Families talk about how information from their child’s diagnosis helped them on their journey.
Knowledge to get help for your child
Getting a diagnosis can help you get some solid answers about what is happening for your child. It can also give you more ideas about what you and others can do to help them. This can help your child at home and at school, as Aunty Faye says.
“If we understood more about disabilities, if the school would explain, then the parents could work with the child as well. Or get special help … Because the most important thing is our children’s education, right?” – Aunty Faye
One part of this journey is being real and understanding your child’s diagnosis. It’s about asking questions like, “What does it mean?”, “Where do I go?”, “Who do I see?”, “What are their needs?”. It’s about getting the right support for your child. This is what we call advocacy.

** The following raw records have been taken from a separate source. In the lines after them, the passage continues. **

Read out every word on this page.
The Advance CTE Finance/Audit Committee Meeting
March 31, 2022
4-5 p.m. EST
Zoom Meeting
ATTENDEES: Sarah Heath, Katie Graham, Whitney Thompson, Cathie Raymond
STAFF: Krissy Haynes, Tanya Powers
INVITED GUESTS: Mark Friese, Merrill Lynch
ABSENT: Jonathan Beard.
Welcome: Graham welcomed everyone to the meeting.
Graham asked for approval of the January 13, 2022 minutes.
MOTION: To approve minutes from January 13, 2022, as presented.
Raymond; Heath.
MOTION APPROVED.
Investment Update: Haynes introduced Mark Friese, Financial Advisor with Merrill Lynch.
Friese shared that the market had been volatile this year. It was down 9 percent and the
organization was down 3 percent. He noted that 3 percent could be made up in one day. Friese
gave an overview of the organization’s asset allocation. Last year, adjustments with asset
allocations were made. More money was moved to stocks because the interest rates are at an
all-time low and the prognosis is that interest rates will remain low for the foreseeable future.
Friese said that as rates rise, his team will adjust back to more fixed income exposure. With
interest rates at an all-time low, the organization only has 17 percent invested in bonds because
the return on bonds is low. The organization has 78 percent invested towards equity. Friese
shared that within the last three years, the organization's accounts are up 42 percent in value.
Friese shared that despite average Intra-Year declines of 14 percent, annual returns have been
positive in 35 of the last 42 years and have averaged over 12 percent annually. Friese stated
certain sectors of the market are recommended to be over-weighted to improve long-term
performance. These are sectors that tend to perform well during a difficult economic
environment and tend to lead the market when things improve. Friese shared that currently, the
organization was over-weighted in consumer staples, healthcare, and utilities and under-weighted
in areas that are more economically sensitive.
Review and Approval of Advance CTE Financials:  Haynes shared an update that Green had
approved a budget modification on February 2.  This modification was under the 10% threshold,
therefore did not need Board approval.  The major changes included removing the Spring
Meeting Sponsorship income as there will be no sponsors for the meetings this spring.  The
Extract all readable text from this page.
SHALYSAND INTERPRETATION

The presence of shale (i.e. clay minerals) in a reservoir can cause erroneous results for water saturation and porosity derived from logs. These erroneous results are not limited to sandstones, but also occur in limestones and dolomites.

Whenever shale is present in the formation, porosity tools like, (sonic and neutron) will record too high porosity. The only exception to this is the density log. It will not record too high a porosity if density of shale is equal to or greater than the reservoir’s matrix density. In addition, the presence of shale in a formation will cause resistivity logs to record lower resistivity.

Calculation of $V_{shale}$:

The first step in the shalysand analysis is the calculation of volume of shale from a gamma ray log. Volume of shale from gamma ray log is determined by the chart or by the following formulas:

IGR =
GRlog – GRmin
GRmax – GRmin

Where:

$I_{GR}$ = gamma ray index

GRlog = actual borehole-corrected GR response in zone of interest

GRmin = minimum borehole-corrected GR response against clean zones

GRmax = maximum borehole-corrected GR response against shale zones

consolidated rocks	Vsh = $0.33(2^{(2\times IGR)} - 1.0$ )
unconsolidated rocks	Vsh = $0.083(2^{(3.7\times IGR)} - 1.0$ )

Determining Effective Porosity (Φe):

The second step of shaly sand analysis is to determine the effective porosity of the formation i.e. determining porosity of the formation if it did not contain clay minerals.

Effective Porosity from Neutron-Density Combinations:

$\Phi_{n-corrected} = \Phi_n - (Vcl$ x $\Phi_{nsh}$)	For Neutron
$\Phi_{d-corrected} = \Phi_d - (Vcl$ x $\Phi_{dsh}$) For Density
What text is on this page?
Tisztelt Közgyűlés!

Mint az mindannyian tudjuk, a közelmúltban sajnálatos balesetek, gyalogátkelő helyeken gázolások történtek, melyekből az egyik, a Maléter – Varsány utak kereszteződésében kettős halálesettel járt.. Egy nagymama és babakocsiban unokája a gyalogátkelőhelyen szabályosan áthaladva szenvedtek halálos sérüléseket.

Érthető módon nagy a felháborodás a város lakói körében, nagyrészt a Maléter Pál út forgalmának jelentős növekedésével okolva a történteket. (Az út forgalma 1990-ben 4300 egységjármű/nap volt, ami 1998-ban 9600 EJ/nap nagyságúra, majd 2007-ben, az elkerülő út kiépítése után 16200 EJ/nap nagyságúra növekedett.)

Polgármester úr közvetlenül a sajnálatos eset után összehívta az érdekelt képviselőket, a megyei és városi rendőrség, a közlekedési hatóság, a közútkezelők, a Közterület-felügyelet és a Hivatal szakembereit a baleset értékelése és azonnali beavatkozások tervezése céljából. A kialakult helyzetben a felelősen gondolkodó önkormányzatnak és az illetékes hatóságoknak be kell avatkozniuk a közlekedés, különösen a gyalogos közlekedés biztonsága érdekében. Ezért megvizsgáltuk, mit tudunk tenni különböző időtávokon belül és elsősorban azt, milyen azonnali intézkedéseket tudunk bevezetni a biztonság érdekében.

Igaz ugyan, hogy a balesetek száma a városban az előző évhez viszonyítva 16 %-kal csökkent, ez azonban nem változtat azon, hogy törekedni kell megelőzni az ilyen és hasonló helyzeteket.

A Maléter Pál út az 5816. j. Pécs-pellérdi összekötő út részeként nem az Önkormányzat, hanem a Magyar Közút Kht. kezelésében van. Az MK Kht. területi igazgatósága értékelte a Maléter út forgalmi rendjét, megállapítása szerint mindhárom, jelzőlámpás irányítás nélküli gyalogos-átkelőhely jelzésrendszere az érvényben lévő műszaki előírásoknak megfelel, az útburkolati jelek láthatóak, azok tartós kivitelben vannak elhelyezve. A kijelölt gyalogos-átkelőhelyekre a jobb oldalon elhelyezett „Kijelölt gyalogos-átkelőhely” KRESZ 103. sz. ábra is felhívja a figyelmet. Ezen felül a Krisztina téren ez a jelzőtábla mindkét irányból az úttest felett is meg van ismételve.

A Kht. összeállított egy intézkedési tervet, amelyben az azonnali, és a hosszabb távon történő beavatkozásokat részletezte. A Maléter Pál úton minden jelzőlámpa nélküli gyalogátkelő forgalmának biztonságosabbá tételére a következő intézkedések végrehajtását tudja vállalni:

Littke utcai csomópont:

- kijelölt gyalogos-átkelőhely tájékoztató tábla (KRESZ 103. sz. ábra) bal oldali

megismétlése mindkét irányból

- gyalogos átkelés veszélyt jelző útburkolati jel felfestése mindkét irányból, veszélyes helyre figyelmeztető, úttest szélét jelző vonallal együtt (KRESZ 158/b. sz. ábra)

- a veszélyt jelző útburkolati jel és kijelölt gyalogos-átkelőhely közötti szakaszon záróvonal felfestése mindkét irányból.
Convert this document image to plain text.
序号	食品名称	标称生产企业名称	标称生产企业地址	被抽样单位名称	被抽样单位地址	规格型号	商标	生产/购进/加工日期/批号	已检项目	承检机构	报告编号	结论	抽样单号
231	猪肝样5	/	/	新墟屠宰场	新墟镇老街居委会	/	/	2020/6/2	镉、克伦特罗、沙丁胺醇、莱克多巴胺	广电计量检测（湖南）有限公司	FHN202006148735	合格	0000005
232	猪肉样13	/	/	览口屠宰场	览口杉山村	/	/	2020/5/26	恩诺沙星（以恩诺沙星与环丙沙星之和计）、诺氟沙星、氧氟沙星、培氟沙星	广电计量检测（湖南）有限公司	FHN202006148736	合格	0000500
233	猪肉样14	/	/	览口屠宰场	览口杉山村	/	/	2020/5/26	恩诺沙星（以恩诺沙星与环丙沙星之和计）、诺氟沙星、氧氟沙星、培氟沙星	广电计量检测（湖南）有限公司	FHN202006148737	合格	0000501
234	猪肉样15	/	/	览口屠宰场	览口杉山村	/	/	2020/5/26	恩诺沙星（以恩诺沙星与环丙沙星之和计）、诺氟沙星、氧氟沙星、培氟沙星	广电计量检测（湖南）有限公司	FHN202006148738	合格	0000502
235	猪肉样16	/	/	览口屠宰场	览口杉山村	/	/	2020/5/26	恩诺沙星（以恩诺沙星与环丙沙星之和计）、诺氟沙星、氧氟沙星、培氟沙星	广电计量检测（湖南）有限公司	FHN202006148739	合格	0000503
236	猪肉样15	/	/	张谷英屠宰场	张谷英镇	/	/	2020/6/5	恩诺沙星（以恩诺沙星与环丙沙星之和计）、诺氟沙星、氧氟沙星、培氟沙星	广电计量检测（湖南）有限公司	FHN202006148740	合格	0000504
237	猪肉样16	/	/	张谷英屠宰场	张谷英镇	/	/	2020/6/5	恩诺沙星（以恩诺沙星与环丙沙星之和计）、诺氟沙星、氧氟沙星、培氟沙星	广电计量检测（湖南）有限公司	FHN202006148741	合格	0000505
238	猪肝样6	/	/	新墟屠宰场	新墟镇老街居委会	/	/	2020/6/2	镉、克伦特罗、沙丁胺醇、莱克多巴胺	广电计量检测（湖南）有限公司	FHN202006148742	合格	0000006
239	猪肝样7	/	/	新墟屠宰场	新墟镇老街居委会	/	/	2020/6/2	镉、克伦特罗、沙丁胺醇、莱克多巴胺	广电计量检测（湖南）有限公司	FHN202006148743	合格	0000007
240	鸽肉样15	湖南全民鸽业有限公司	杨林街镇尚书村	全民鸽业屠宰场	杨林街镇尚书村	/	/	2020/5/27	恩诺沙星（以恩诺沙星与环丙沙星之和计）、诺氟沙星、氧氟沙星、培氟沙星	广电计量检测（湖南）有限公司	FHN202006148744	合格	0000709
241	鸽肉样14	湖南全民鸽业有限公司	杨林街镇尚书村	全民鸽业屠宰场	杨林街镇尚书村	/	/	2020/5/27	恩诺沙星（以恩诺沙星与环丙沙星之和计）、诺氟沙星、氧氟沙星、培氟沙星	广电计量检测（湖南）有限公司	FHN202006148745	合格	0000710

A way to keep cultural identity strong
Being an advocate means meeting with professionals, schools and medical people and talking to them about what’s happening for your child – emotionally, socially, spiritually and culturally – and what they need. This is a strong way to keep cultural identity, and to make sure that their support meets your child’s and family’s needs.
Being an advocate on top of being a parent or carer can be tiring and frustrating. But importantly, it is also rewarding, as you are bringing cultural knowledge and behaviours into the disability world, so professionals can relate to your child and family with cultural sensitivity.
Knowledge to help your family
Looking back, Rodney says that knowing more about his son’s autism has made their relationship stronger. At first, he left a lot of that learning to Suzanna, because of his cultural ways. Now Rodney now pushes himself to do it too. He encourages other parents and carers – especially dads – to do the same.
“Push yourself. Bring yourself to people who are going to help you. People who are going to advise you. I know it’s hard … Research about the disability. That’s how I work with my boy. Just watching documentaries and how people relate. And you can see how you can communicate with your child. I used to tell Mum – ‘You go deal with it’, but then I’m not learning anything … it’s worth knowing, so you can enjoy his company, and he can enjoy your company.” – Rodney
When Stacey got the diagnosis for her young one, it made sense of her gut feeling that he had different needs, and gave her information that made everyday life better for both of them. Support from a community or disability advocate then helped Stacey to sort out the right pathways for her boy, and to bring together the shared knowledge of mainstream and cultural understandings of how to support him.
“The doctor said to me, ‘You’re right, he’s autistic’. It was a relief in a lot of ways. But in other ways, I’m thinking, ‘Oh god, what’s the road I’ve got ahead of me’. But since he’s been diagnosed, I haven’t looked back. It’s a bit easier to deal with the day-to-day things that go on with him – his outbursts and things.” – Stacey
Make sure your child gets help at school
Every special need requires a different kind of support, so the child can learn well. If school doesn’t understand your child’s needs, they might miss out. Some children go very quiet if they don’t get the right help in school. They might ‘slip through the cracks’ and drop out, without anyone realising they needed help. Some children get frustrated and muck up. As a Koorie educator, Aunty Faye has seen many children labelled with behavioural problems.